Bezpretensjonalne miejsce z pizzą na poziomie. Sama miejscowka bez specjalnego klimatu, ale jest czysto. Pizza nie mokra nie sucha, nie spalona. W sam raz. Podana szybko i z sosem w cenie. Pizzunia zjedzona do ostatniego kawałka. Cena/jakość 10/10. Obsługa ok. Wystroj bez polotu. Ale też ok. Jak ktoś będzie w okolicy to zdecydowanie polecam.
Lokal z tradycja. Niedroga pizza sredniej klasy. Lokal maly z tarasem na pare stolikow. Obsluga obojetna. Pizze szykuja raz dwa. Mozna zjesc
Wreszcie bardzo dobra pizza włoska. Ciasto cieniutkie rozpływa się w ustach. Rożnorodność menu, nie tylko pizza ale i dania obiadowe. Polecam na rodzinny niedzielny obiad-kolację.
Egzamin. Gorąco. Błądzę z koleżanką po wolskich uliczkach i wyobraźcie sobie - żadnej kawiarenki, żadnego miejsca, gdzie mogłybyśmy przycupnąć i odpocząć, a na browarowe ogródki z kolegami w paski zdecydowanie nie miałyśmy chęci. Po dłuższej chwili takiego łażenia zauważyłyśmy DoDo, ach tam, raz kozie śmierć, przecież kawę tu na pewno serwują! Wrażenia "zewnątrzwizualne" raczej takie sobie, różowy baraczek w stylu tych budek z kebabami, które latem zawsze napawają mnie strachem. Ale zapach wodził za nos, ładny, piekarniany, smakowicie brzmiący. Ryzyk fizyk.
Wnętrze o niebo ładniejsze niż szata wierzchnia, pomarańczowe, ciepłe ściany, ciemne proste stoliki i wygodne krzesła. Zerkamy na wywieszone na ścianie menu. Szukamy kawy, może lodów, ale nozdrza nęcone przeokrutnie. Decydujemy się na Margheritę, dużą, w cenie 12 złotych, czyli po szóstaku na głowę. Składamy zamówienie, miła obsługa, siadamy gdzie chcemy - w lokalu jest kilka osób, ale bez tłumów. Nawet nie zdążyłyśmy się obejrzeć, a na stół wjeżdża pizza. Domyślnie na dwóch talerzach po połówce, do tego sos pomidorowy. I przemiłe zaskoczenie - smakuje jeszcze lepiej niż pachnie.
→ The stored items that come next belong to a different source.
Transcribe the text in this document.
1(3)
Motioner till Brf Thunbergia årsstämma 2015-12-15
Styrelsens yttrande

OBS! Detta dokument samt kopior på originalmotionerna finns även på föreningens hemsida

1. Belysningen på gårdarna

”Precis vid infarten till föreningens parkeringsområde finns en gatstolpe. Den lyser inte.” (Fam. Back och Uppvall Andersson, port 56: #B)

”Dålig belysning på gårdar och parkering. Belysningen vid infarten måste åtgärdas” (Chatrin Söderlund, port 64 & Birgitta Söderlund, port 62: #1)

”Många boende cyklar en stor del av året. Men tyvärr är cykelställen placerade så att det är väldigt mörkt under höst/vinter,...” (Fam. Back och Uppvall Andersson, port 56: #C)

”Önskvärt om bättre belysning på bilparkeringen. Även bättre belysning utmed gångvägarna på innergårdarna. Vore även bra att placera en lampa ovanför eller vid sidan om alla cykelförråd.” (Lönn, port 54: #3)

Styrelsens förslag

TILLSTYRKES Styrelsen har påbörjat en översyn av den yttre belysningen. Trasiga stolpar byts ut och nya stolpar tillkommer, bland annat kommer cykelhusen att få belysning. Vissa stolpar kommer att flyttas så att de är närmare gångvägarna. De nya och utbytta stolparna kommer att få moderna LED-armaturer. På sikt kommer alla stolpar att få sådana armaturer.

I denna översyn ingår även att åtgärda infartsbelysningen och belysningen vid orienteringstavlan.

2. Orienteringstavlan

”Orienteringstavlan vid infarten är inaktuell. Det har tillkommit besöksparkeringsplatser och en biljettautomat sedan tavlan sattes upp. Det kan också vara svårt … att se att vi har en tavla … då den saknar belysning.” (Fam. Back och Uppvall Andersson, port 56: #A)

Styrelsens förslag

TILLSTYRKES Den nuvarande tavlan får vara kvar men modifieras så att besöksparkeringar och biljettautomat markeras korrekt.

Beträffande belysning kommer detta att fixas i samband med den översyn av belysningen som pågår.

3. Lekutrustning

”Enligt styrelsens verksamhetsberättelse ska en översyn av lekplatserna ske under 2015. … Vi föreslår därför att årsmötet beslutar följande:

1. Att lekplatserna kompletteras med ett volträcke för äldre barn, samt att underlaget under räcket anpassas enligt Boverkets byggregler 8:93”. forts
Cienkie, świetnie wypieczone (a jednocześnie niespalone - odkąd noszę aparat na zębiskach, wierzcie mi, zwracam uwagę na takie rzeczy, na jedzenie patrzę przez perspektywę: ugryzę to lub też nie), dużo sera. Sos smaczny, wyczuwa się w nim zioła. Na pewno nie jest to lursko z wody i saszetki z proszkiem.
Najadłyśmy się porządnie. Wychodzimy zadowolone.
Lokal polecam. Smacznie, kameralnie i niedrogo.
Jestem zachwycona tą niewielką knajpką ;). Jadłam w niej przepyszne placki z gulaszem. Ogromna porcja za niewielką cenę. Wystrój pizzerii jest prosty a zarazem przytulny. Naprawdę nie spodziewałam się, że w takim miejscu można zjeść tak luksusowo! Jakiś czas temu byłam w innej restauracji, wydałam na jedzenie 60 zł, a było o wiele gorsze niż w Dodo, gdzie za obiad + napój zapłaciłam 20 zł! Polecam, polecam i jeszcze raz polecam :). W Dodo znalazłam rozkosz dla mojego podniebienia :)!